Quality time together as a couple can show love without having to say a word. If this is your partner’s love language, choosing to spend your time with him/her over anything or anyone else, will have him/her feel adored and special. Undivided time and attention, paired with active listening, shows that you are fully present and invested in your partner and what they have to say.
Date nights are a go-to for quality time. This activity allows you both to get out of your routine, away from your responsibilities, either indulging yourselves with a night on the town or a new experience. It doesn’t matter what you do, just that you do it together.
This one is almost too obvious, but sometimes we all need a little reminder that if gifts are your partner’s love language, a thoughtful gift, however big or small, will keep on giving. When in a serious relationship or especially when married, gifts almost seem unnecessary. What’s mine is yours, right? You’re sharing your money and your budgets, so splurging on an expensive watch, or a diamond necklace just doesn’t seem practical. And after all, we know our partner will understand. But it is not about the monetary value of a gift, instead the symbolic thought of giving that gift.
Gift-giving shows people with this love language that their partner was thinking of them when they saw this tangible item and chose to gift it to them because they knew it would make them happy and their happiness is the goal.
If this is your partner’s love language, consider small surprises, like his/her favorite coffee and breakfast treat in the morning before he/she heads out to work, or even better, a gift that you made, like a homemade card or a painting.
Acts of Service
Actions speaker louder than words for people with this love language. If your partner’s love language is acts of service, they want you to show how you love him/her by doing things that help make his/her life easier. For instance, giving a hand with daily chores around the house, washing the car, or taking care of your loved one when they are sick.
Last but certainly not least, is physical touch.

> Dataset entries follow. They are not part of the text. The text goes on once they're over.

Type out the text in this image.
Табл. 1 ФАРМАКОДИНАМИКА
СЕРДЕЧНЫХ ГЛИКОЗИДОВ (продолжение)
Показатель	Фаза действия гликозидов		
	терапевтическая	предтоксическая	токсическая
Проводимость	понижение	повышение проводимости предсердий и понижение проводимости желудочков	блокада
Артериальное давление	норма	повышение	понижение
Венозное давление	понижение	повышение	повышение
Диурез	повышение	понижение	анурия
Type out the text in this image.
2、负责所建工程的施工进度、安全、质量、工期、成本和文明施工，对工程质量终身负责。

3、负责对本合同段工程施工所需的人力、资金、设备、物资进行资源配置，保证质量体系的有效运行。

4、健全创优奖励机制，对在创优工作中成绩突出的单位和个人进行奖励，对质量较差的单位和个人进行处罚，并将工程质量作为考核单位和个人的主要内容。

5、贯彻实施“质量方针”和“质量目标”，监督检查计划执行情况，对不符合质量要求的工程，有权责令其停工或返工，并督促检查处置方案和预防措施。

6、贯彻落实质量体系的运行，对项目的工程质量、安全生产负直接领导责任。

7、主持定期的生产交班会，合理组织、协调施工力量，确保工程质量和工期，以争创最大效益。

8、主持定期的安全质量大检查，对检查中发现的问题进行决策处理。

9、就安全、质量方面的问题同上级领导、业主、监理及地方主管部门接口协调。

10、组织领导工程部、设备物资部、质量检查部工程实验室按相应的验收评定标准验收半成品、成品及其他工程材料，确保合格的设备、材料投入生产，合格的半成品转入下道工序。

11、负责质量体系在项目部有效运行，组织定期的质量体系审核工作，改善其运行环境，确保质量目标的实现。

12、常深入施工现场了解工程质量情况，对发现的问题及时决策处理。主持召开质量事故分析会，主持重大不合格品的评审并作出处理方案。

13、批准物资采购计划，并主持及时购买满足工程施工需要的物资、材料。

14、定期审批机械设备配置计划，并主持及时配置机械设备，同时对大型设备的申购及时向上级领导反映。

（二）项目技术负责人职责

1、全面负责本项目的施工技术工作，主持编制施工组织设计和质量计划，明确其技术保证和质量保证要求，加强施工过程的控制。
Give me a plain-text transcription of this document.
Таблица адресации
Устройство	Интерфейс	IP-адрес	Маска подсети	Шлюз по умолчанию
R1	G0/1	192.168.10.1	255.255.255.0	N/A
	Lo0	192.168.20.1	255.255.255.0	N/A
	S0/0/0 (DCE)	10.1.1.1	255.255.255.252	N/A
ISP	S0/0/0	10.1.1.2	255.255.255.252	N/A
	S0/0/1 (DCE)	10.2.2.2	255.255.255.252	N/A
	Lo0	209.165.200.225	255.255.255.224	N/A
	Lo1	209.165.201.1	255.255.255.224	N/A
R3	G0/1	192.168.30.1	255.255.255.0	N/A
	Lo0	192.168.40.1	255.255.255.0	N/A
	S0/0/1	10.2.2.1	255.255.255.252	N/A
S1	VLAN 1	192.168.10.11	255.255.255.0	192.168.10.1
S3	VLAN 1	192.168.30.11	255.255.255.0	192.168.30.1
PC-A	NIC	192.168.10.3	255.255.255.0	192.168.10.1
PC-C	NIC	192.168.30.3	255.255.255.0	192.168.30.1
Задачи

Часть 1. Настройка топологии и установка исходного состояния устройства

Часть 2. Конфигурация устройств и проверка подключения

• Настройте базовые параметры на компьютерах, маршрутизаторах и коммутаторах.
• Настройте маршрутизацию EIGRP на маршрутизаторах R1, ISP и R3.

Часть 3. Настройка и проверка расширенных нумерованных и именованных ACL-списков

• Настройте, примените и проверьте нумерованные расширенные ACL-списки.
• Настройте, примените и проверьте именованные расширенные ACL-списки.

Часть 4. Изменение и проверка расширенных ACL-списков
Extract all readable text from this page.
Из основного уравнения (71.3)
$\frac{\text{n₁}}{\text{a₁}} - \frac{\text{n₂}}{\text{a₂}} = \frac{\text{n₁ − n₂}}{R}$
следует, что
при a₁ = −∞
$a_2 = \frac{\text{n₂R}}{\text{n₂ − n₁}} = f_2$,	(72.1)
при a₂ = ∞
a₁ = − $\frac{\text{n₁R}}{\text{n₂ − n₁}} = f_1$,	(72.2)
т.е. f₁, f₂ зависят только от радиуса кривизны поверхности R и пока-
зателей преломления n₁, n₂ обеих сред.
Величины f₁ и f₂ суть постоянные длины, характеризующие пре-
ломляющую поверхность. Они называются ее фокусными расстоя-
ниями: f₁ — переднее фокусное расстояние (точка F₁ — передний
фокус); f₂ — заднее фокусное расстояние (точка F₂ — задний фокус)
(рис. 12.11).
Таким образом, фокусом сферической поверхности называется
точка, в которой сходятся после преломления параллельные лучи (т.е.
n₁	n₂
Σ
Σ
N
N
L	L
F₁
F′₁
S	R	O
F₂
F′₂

These people feel loved when they receive physical signs of affection, like a hug, kiss, cuddle, or physical intimacy. Not only do people with this love language feel appreciated when physically touched, but they also feel that their needs are prioritized above their partner to be satisfied. Touch can result in an overwhelming and passionate connection between a couple with this love language.
“People do not get married planning to divorce. Divorce is the result of a lack of preparation for marriage and the failure to learn the skills of working together as teammates in an intimate relationship” (Chapman).
Understanding the love language of your partner, can help manifest a deeper understanding of each other and therefore a deeper connection.